Lee Natti went on to be an acclaimed children’s book author herself. A long shelf of her books, some illustrated by Barbara Cooney, published in English and Japanese extends over her desk, the length of it.
She has spent her adult life beside a beautiful quarry in Lanesville; her neighbor at the next quarry was her sister-in-law Saima and her husband Walker Hancock. Lee Natti has two Hancock busts of her husband, one when Robert was a young man, and another when he was seventy-seven, both treasures, both monuments to the richly embroidered Finnish and artistic lives lived together in Lanesville.
Here is Lee Natti’s favorite recipe, a blueberry cake from yet another Cape Ann children’s book – and a cookbook – author, Ruth Holberg, who lived in Rockport.
As Natti says of the cake, “It may seem silly to use a roasting pan for a blueberry cake, but to take it to a potluck, it works very well.”
Cape Ann Blueberry Cake
from 1700, originally from Ruth Holberg’s recipes
(Makes large amount Use roasting pan sprayed with Pam. Use large bowl and big wooden spoon (easier than electric mixer!)
1 cup shortening
2 1/2 cups sugar
1 cup milk
5 tsp. baking powder
1 tsp salt
5 cups flour
3 cups blueberries
Preheat oven to 350 degrees.
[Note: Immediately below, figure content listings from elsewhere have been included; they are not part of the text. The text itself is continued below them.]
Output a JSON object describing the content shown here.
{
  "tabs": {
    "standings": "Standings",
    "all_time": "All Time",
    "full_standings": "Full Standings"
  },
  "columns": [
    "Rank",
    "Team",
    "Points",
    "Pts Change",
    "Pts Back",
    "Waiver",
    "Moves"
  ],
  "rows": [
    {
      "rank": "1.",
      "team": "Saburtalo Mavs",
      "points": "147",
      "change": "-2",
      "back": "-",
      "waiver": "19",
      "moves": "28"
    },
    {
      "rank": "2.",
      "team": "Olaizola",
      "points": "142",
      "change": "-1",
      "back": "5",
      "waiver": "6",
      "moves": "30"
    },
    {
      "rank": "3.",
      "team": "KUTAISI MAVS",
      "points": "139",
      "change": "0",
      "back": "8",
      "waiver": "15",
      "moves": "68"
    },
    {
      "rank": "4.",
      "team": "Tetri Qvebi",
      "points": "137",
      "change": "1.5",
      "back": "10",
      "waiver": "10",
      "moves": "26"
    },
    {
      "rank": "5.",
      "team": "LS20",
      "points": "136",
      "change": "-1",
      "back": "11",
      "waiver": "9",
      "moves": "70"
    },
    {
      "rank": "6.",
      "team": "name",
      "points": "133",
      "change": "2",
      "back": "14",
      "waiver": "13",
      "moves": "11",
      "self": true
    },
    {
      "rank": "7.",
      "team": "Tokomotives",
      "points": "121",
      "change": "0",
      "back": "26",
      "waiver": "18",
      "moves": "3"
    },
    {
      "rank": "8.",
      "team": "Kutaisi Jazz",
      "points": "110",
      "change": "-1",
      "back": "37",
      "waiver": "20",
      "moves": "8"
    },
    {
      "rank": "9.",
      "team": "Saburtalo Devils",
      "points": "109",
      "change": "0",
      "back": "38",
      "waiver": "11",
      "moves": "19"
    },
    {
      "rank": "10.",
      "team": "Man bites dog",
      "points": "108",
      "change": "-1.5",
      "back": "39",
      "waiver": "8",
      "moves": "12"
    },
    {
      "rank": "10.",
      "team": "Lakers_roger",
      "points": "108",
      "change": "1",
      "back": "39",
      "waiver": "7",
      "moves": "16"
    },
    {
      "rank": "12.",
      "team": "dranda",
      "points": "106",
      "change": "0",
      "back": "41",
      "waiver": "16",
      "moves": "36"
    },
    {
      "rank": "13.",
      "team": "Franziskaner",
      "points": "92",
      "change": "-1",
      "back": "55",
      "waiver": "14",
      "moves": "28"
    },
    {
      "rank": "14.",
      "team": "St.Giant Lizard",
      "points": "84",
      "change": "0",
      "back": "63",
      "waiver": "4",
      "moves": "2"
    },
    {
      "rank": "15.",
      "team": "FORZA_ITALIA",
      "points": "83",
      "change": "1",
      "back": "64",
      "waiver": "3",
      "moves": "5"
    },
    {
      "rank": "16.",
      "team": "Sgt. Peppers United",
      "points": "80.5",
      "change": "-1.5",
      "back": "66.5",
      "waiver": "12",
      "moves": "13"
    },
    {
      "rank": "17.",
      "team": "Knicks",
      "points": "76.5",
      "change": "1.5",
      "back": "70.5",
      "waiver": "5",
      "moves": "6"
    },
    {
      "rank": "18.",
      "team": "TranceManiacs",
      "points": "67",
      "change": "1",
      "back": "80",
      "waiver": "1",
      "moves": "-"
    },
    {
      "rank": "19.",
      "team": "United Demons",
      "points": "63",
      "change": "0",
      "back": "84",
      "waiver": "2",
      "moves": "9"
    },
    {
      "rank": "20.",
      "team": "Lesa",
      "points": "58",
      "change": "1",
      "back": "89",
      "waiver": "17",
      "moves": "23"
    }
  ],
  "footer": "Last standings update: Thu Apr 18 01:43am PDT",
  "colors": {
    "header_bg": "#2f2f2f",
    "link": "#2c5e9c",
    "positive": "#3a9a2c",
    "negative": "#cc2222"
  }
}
Spray a roasting pan with Pam.
Cream shortening and sugar together. Beat in eggs one at a time. Add the milk.
Sift together the dry ingredients. Add to the batter and mix well. Stir in the blueberries. Sprinkle all with cinnamon-sugar and bake for 50 minutes if berries are fresh and you are using a convection oven. In a regular oven with frozen berries bake it for 55 – 60 minutes.